At least not yet. And for sure, we are not buying GME stock “for a bounce.” Why is that so?

Understanding Market Manias: Buyers’ Panics and Sellers’ Panics

Stock markets tend to be a bit manic-depressive. The depressive side is more common, but periods of manic buying have occurred. Generally, investors refer to these periods as “buyers’ panics,” contrasting with the depressive side of the stock markets, typically labeled as “sellers’ panics.”
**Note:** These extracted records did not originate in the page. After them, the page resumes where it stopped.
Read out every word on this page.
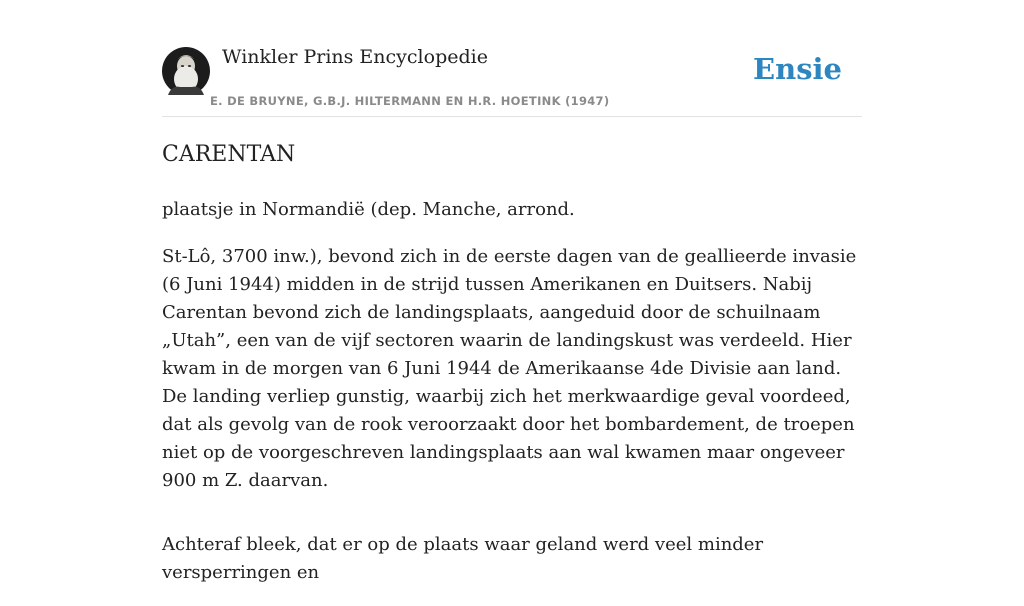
Winkler Prins Encyclopedie
E. DE BRUYNE, G.B.J. HILTERMANN EN H.R. HOETINK (1947)
Ensie
CARENTAN

plaatsje in Normandië (dep. Manche, arrond.

St-Lô, 3700 inw.), bevond zich in de eerste dagen van de geallieerde invasie (6 Juni 1944) midden in de strijd tussen Amerikanen en Duitsers. Nabij Carentan bevond zich de landingsplaats, aangeduid door de schuilnaam „Utah”, een van de vijf sectoren waarin de landingskust was verdeeld. Hier kwam in de morgen van 6 Juni 1944 de Amerikaanse 4de Divisie aan land. De landing verliep gunstig, waarbij zich het merkwaardige geval voordeed, dat als gevolg van de rook veroorzaakt door het bombardement, de troepen niet op de voorgeschreven landingsplaats aan wal kwamen maar ongeveer 900 m Z. daarvan.

Achteraf bleek, dat er op de plaats waar geland werd veel minder versperringen en
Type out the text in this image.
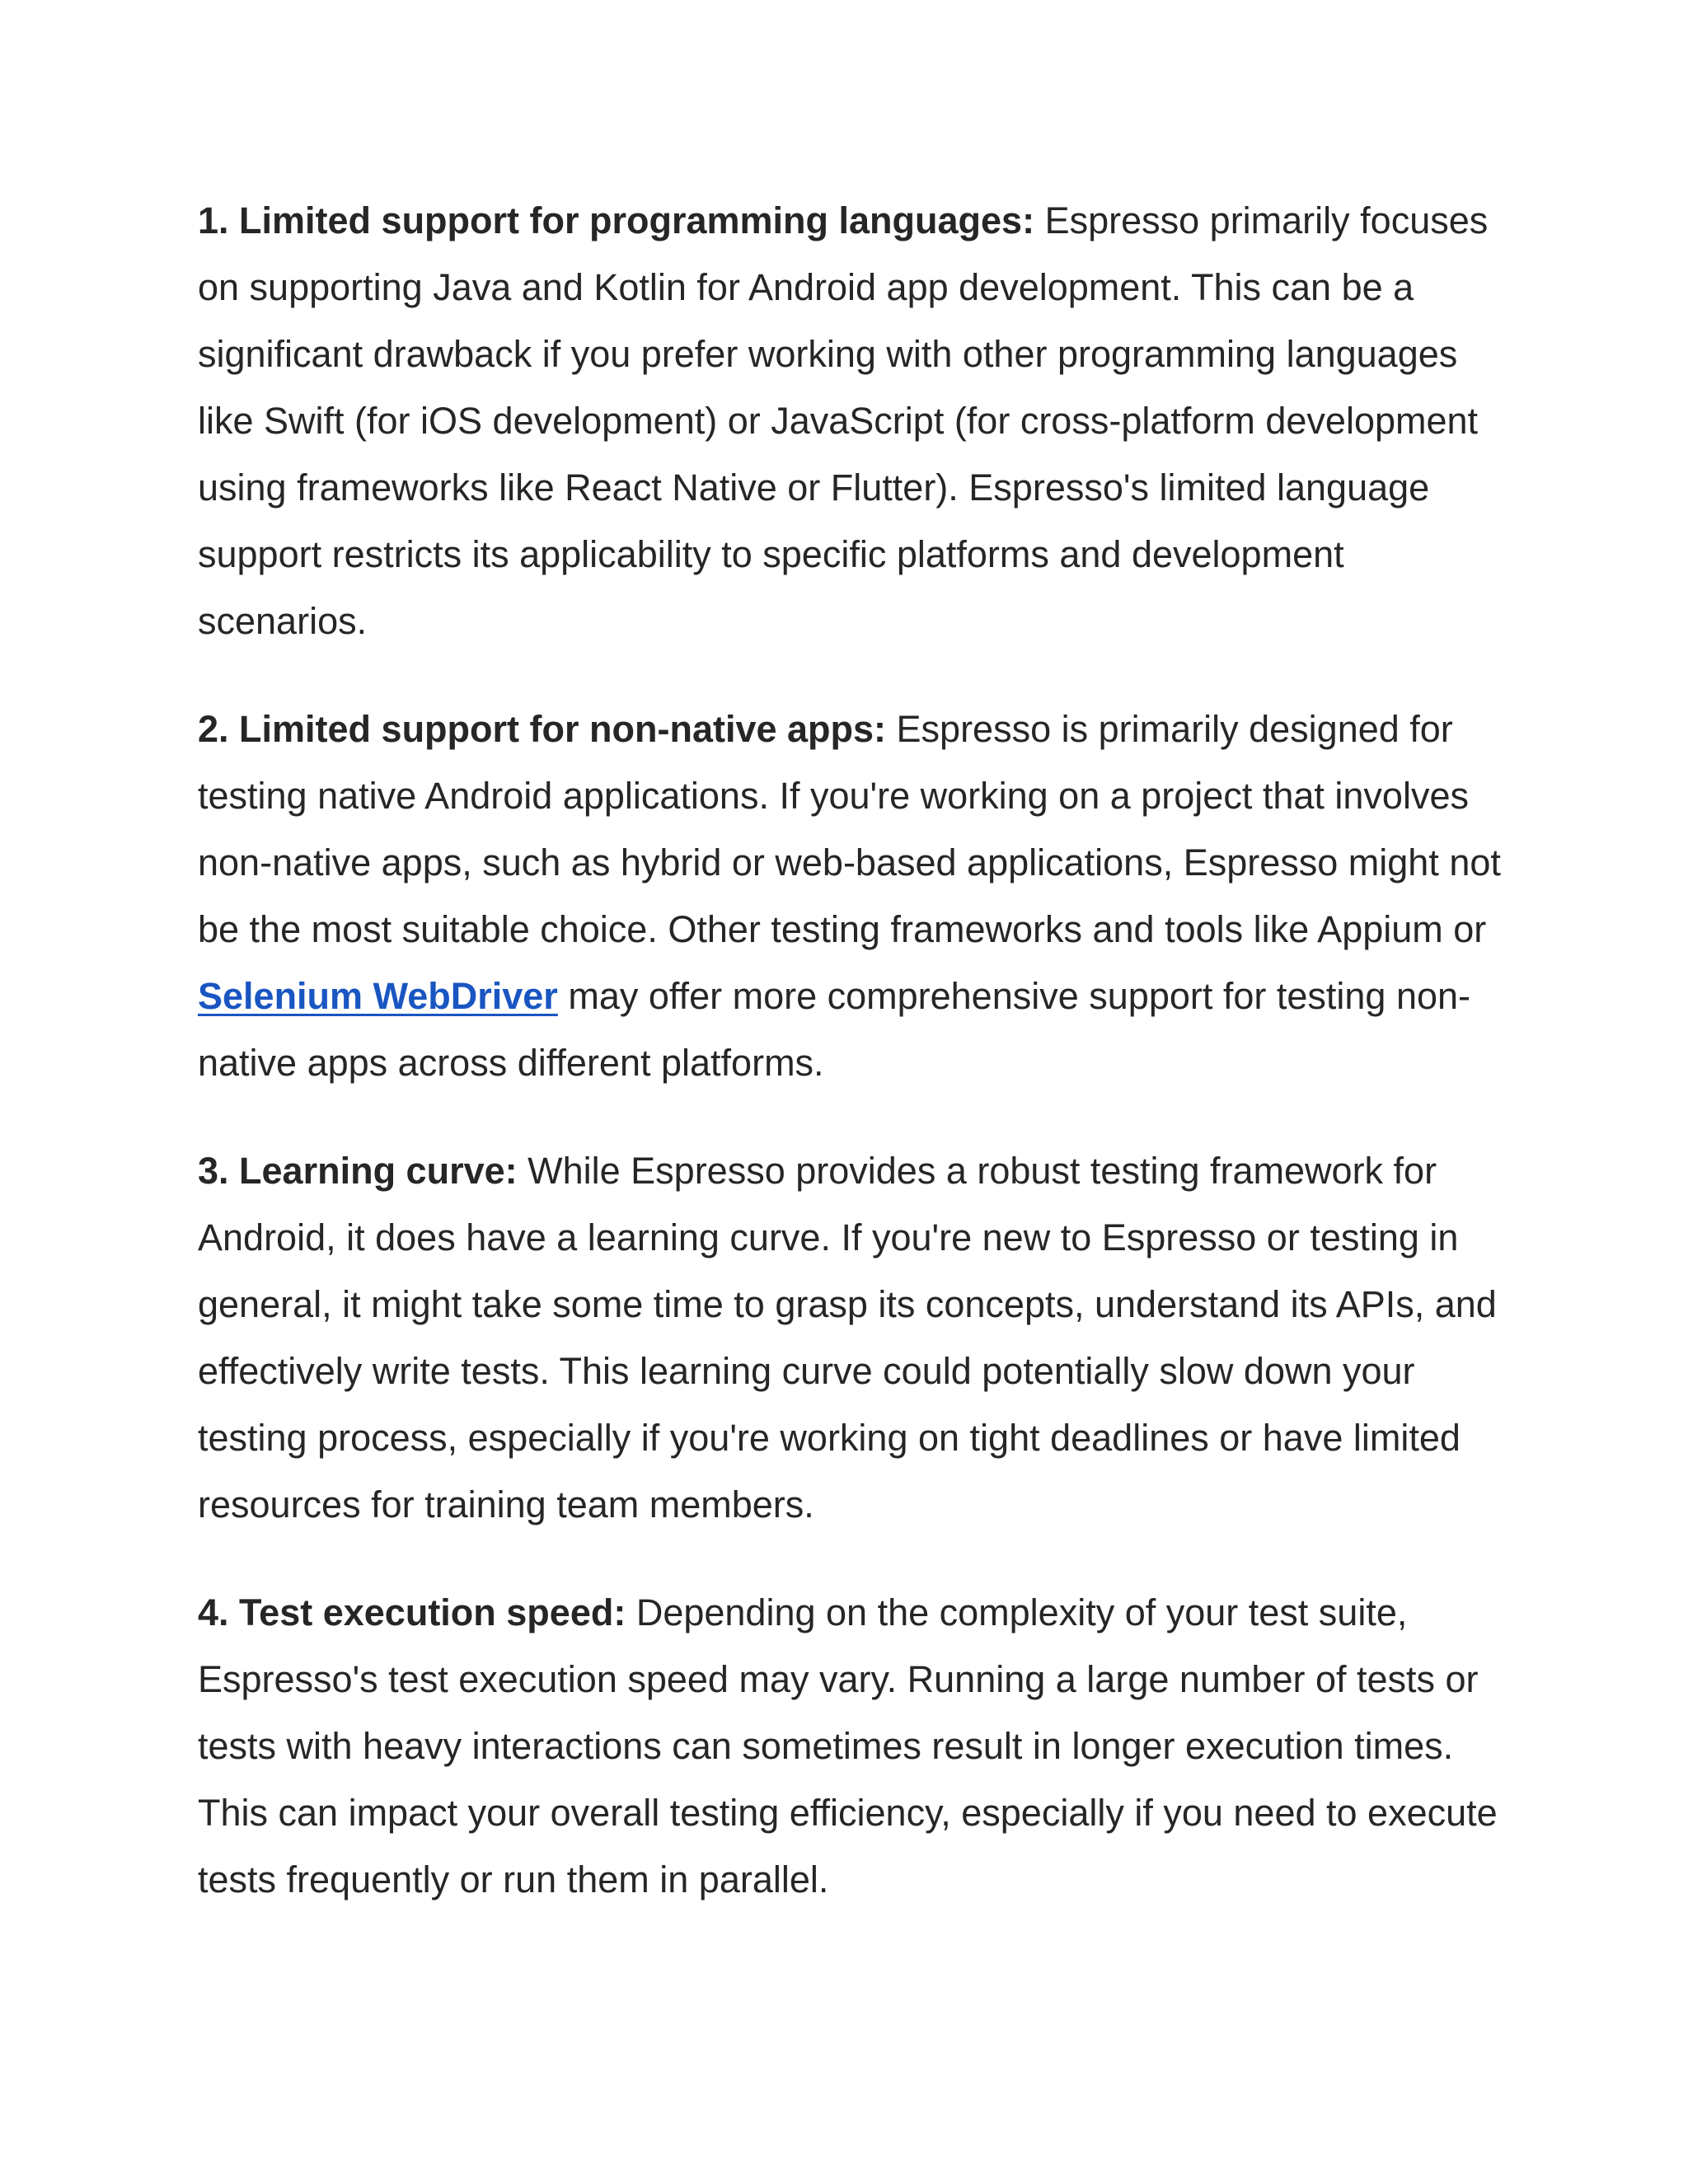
1. Limited support for programming languages: Espresso primarily focuses on supporting Java and Kotlin for Android app development. This can be a significant drawback if you prefer working with other programming languages like Swift (for iOS development) or JavaScript (for cross-platform development using frameworks like React Native or Flutter). Espresso's limited language support restricts its applicability to specific platforms and development scenarios.

2. Limited support for non-native apps: Espresso is primarily designed for testing native Android applications. If you're working on a project that involves non-native apps, such as hybrid or web-based applications, Espresso might not be the most suitable choice. Other testing frameworks and tools like Appium or Selenium WebDriver may offer more comprehensive support for testing non-native apps across different platforms.

3. Learning curve: While Espresso provides a robust testing framework for Android, it does have a learning curve. If you're new to Espresso or testing in general, it might take some time to grasp its concepts, understand its APIs, and effectively write tests. This learning curve could potentially slow down your testing process, especially if you're working on tight deadlines or have limited resources for training team members.

4. Test execution speed: Depending on the complexity of your test suite, Espresso's test execution speed may vary. Running a large number of tests or tests with heavy interactions can sometimes result in longer execution times. This can impact your overall testing efficiency, especially if you need to execute tests frequently or run them in parallel.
Buyers’ panics tend to occur, usually when stock markets have several good years in a row, when consumer confidence is relatively high, and credit is readily available. One of the clear examples of buyer panic in the recent past is the internet bubble of 1999-2000. Another one is the emerging markets bubble 2007, when Chinese stocks nearly doubled in just one year.
What is familiar about both examples – several years of good market performance and excessive consumer and investor confidence:

As our readers can see, the internet bubble 2000 occurred when the University of Michigan Current Conditions Index was above 110 (an all-time high). The emerging market bubble of 2007 occurred when the same Index was again near that magical level of 110. However, the meme-stock mania of 2021 occurred when the index was relatively speaking more depressed – at a level of 90. Something that may not have happened before.

Meme Stock Mania and the Role of Negative Real Interest Rates

Did “the big old books” miss something? Yes, they did. The meme stock mania in 2021 was triggered not by excessive optimism but rather negative real interest rates.

In the history of the financial markets since 1980, 10-year real interest rates have only been negative in 2012 and COVID-19 (2020-2021). While 2012 was the period of the European Government Debt Crisis and the stock market, the University of Michigan’s Current Conditions Index had much worse readings. At least to us, it would appear that the Federal Reserve made the meme-stock mania of 2021.

Anyway, as we move to the present, the stock markets are displaying strong performance, and consumer confidence has nicely recovered. However, we are still far from the realm of “irrational exuberance,” which is typically expected when readings near 110 in the University of Michigan Current Conditions Index. Additionally, 10-year real interest rates have soared to a decade-high of 2% per annum, making credit far from cheap.

Conclusion: Staying Cautious Amid the Hype

In conclusion, we are going to say that while meme stock market mania spirits are probably quite alive and well, the environment is not conducive to another mania.

We certainly could be wrong, but we plan to take a pass for now. We will closely watch 10-year real interest rates and the University of Michigan Current Conditions index.

If history is any indication, meme stock mania could be back, but maybe a few years from now.